Sunday, March 14, 2010

Poricha Kuzhambu (Lentil and Vegetable Stew With Coconut)

Poricha Kuzhambu is a comforting classic stew served over steamed plain rice. This nutritious and delicious everyday fare can also be served with other grains such as Quinoa, couscous, soft polenta, Bulgar, etc or chapatis. Poricha Kuzhambu is somewhat similar to Molakootal, another classic stew we loved while growing up.

Traditionally Poricha Kuzhambu is prepared in two basic ways: with or without tamarind; but then there are many variations - with Toor/Mung dal or a combo of the two, with Sambar Powder, with raw or roasted spices, with/without fresh or toasted coconut, thick/thin, with fewer vegetables or a mixture etc, etc. Whoa, that's a lot to think about! Whichever of the endless variations you are inclined to make, the basic ingredients needed are: dal and a few veggies.

The traditional favorites for making poricha kuzhambu without tamarind are: all types of mild flavored veggies such as summer squashes, moringa pods, carrots, green beans, green bananas, sprouted beans/peas, carrots, Opo/Bottle Gourd, and peas etc. Poricha Kuzhambu with tamarind utilize all the ones mentioned before plus brown chick peas, val beans (Dolichos lablab), eggplants and peppers. Spinach and other greens also can be utilized to make either type of poricha kuzhambu but are not combined with other veggies - greens stand gloriously alone!

You can make it thick or thinner too depending on how you plan to serve it; I make it a bit soupy to go with rice and a little less so to serve with chapatis. Poricha kuzhambu definitely belongs in the comfort food category of the South Indian culinary repertoire.

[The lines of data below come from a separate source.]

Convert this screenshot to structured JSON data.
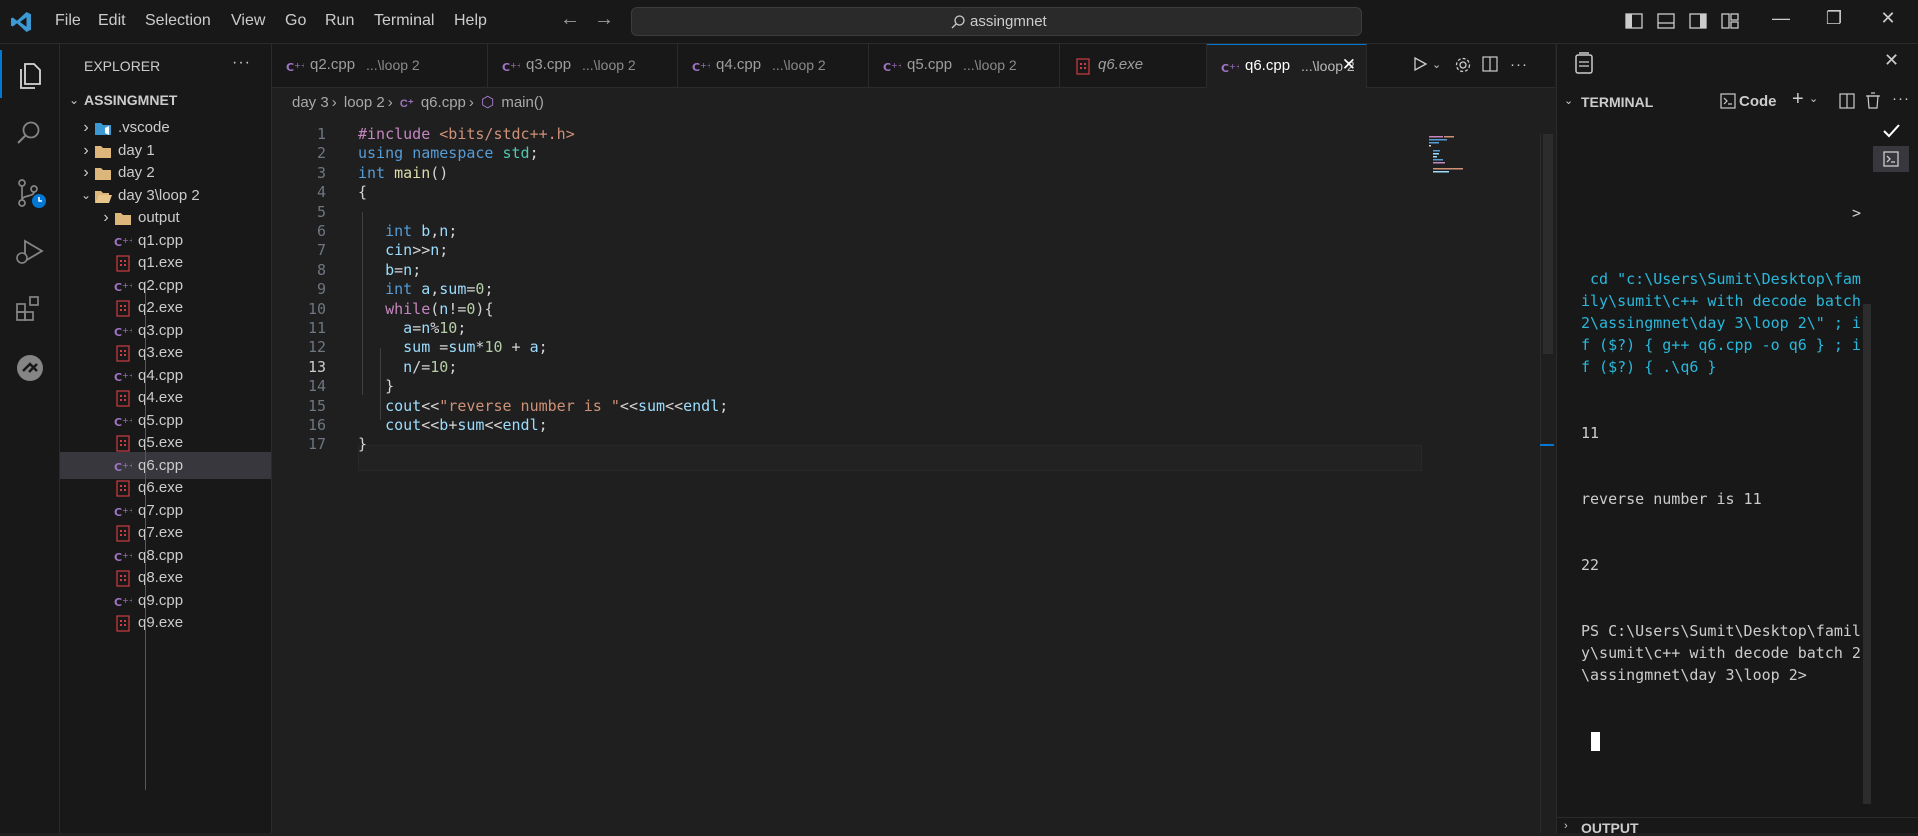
{
  "titlebar": {
    "menu": [
      "File",
      "Edit",
      "Selection",
      "View",
      "Go",
      "Run",
      "Terminal",
      "Help"
    ],
    "search_text": "assingmnet",
    "accent": "#0078d4"
  },
  "explorer": {
    "title": "EXPLORER",
    "more": "···",
    "root": "ASSINGMNET",
    "items": [
      {
        "label": ".vscode",
        "kind": "vscode-folder",
        "level": 1,
        "expanded": false
      },
      {
        "label": "day 1",
        "kind": "folder",
        "level": 1,
        "expanded": false
      },
      {
        "label": "day 2",
        "kind": "folder",
        "level": 1,
        "expanded": false
      },
      {
        "label": "day 3\\loop 2",
        "kind": "folder-open",
        "level": 1,
        "expanded": true
      },
      {
        "label": "output",
        "kind": "folder",
        "level": 2,
        "expanded": false
      },
      {
        "label": "q1.cpp",
        "kind": "cpp",
        "level": 2
      },
      {
        "label": "q1.exe",
        "kind": "exe",
        "level": 2
      },
      {
        "label": "q2.cpp",
        "kind": "cpp",
        "level": 2
      },
      {
        "label": "q2.exe",
        "kind": "exe",
        "level": 2
      },
      {
        "label": "q3.cpp",
        "kind": "cpp",
        "level": 2
      },
      {
        "label": "q3.exe",
        "kind": "exe",
        "level": 2
      },
      {
        "label": "q4.cpp",
        "kind": "cpp",
        "level": 2
      },
      {
        "label": "q4.exe",
        "kind": "exe",
        "level": 2
      },
      {
        "label": "q5.cpp",
        "kind": "cpp",
        "level": 2
      },
      {
        "label": "q5.exe",
        "kind": "exe",
        "level": 2
      },
      {
        "label": "q6.cpp",
        "kind": "cpp",
        "level": 2,
        "selected": true
      },
      {
        "label": "q6.exe",
        "kind": "exe",
        "level": 2
      },
      {
        "label": "q7.cpp",
        "kind": "cpp",
        "level": 2
      },
      {
        "label": "q7.exe",
        "kind": "exe",
        "level": 2
      },
      {
        "label": "q8.cpp",
        "kind": "cpp",
        "level": 2
      },
      {
        "label": "q8.exe",
        "kind": "exe",
        "level": 2
      },
      {
        "label": "q9.cpp",
        "kind": "cpp",
        "level": 2
      },
      {
        "label": "q9.exe",
        "kind": "exe",
        "level": 2
      }
    ]
  },
  "tabs": [
    {
      "name": "q2.cpp",
      "path": "...\\loop 2",
      "kind": "cpp",
      "active": false
    },
    {
      "name": "q3.cpp",
      "path": "...\\loop 2",
      "kind": "cpp",
      "active": false
    },
    {
      "name": "q4.cpp",
      "path": "...\\loop 2",
      "kind": "cpp",
      "active": false
    },
    {
      "name": "q5.cpp",
      "path": "...\\loop 2",
      "kind": "cpp",
      "active": false
    },
    {
      "name": "q6.exe",
      "path": "",
      "kind": "exe",
      "active": false
    },
    {
      "name": "q6.cpp",
      "path": "...\\loop 2",
      "kind": "cpp",
      "active": true
    }
  ],
  "breadcrumb": [
    "day 3",
    "loop 2",
    "q6.cpp",
    "main()"
  ],
  "code": {
    "current_line": 13,
    "lines": [
      "#include <bits/stdc++.h>",
      "using namespace std;",
      "int main()",
      "{",
      "",
      "   int b,n;",
      "   cin>>n;",
      "   b=n;",
      "   int a,sum=0;",
      "   while(n!=0){",
      "     a=n%10;",
      "     sum =sum*10 + a;",
      "     n/=10;",
      "   }",
      "   cout<<\"reverse number is \"<<sum<<endl;",
      "   cout<<b+sum<<endl;",
      "}"
    ]
  },
  "terminal": {
    "title": "TERMINAL",
    "shell_label": "Code",
    "output_title": "OUTPUT",
    "prompt_marker": ">",
    "command": " cd \"c:\\Users\\Sumit\\Desktop\\family\\sumit\\c++ with decode batch 2\\assingmnet\\day 3\\loop 2\\\" ; if ($?) { g++ q6.cpp -o q6 } ; if ($?) { .\\q6 }",
    "output_lines": [
      "11",
      "reverse number is 11",
      "22"
    ],
    "prompt": "PS C:\\Users\\Sumit\\Desktop\\family\\sumit\\c++ with decode batch 2\\assingmnet\\day 3\\loop 2>"
  }
}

Here is a sample of one of my favorite variations with freshly roasted spices:

Serves 4


1/2 cup Toor or Mung dal (or a combo of the two)
1 small Chayote Squash (aka Bangalore Kathirikai, chow-chow, Buddha's Hand, Mirliton, etc)
1 medium Carrot
1 small Green banana/Potato
1 medium Parsnip
a Handful of green beans
1 cup sprouted beans or fresh/frozen Corn Kernels or peas
1 medium Zucchini/Cucumber
1/2 tsp Turmeric
1 tsp Sea Salt or to taste

Masala: 1 Tbsp Urad dal
1/2 tsp Whole Black Pepper
1 or 2 dry Red Peppers (to taste)
1/2 cup fresh coconut (1/3 cup dry unsweetened)
1 tsp uncooked rice

Tadka/Thalippu: 1 Tbsp Oil
1/2 tsp Brown Mustard Seeds
2 tsp Urad dal
1 dry red pepper
1 or 2 sprigs Fresh Curry Leaves, stripped off the stems and chopped


1. Sort the dal for stones or debris. Wash well and cook the dal in fresh water to cover until very soft.

2. Make the masala while dal is cooking: roast the dal, black and red peppers in a tsp of oil until toasted and fragrant; take care not to brown the dal too much. Cool and grind together with the coconut and rice in a blender using as little of water as needed to make blending feasible.

3. Prepare the veggies: Wash and dry them. Peel lightly the chayote and parsnips. Potatoes and carrots should be thoroughly scrubbed but need not be peeled. Peel the green banana with a potato peeler - only the top green layer of the skin need be peeled. Remove stem and blossom ends of zucchini, cucumber and beans and trim both ends of bananas, carrots, and parsnips. Cut all the veggies into 1/2" cubes; they should all be approximately of the same size so that they all cook evenly.

4. Place all the veggies in about 1 cup of water with the salt and turmeric and bring to a boil. Simmer until veggies are tender.

5. Turn up the heat and stir in the coconut masala into the veggies - rinse the blender container with a few tablespoons of water to extract all of the masala and pour into the veggies. bring to a boil.

6. Stir in the cooked dal; this is the time to check the consistency of the kuzhambu and add hot water as necessary. Make it thick or thin according to your preference. Bring to a good rolling boil and turn off the heat.

7. Prepare tadka: heat the oil in a small pan and add all the tadka ingredients; remove from heat when the mustard seeds pop and the dal turns pink. Place the curry leaves on top of the kuzhambu and pour the hot tadka over the curry leaves.

8. Stir gently but thoroughly, cover and let rest for a few minutes for the flavors to mingle.

9. Serve hot or warm over freshly cooked grains or with roti or other flatbreads; tangy pickles and chutneys work great as sides. Enjoy!!


Sekher said...


My name is Sekher.
I did exactly as you said and it came out very well. It tasted exacly like the one what my mom used to prepare 30 years back.

Excellent narration.

Geetha said...

Hello Sekher, I am glad the recipe for Poricha Kuzhambu worked out well for you - and tasted like your mom's. Nothing beats mom's cooking - I know this for a fact :). Thank you for your comments & compliments.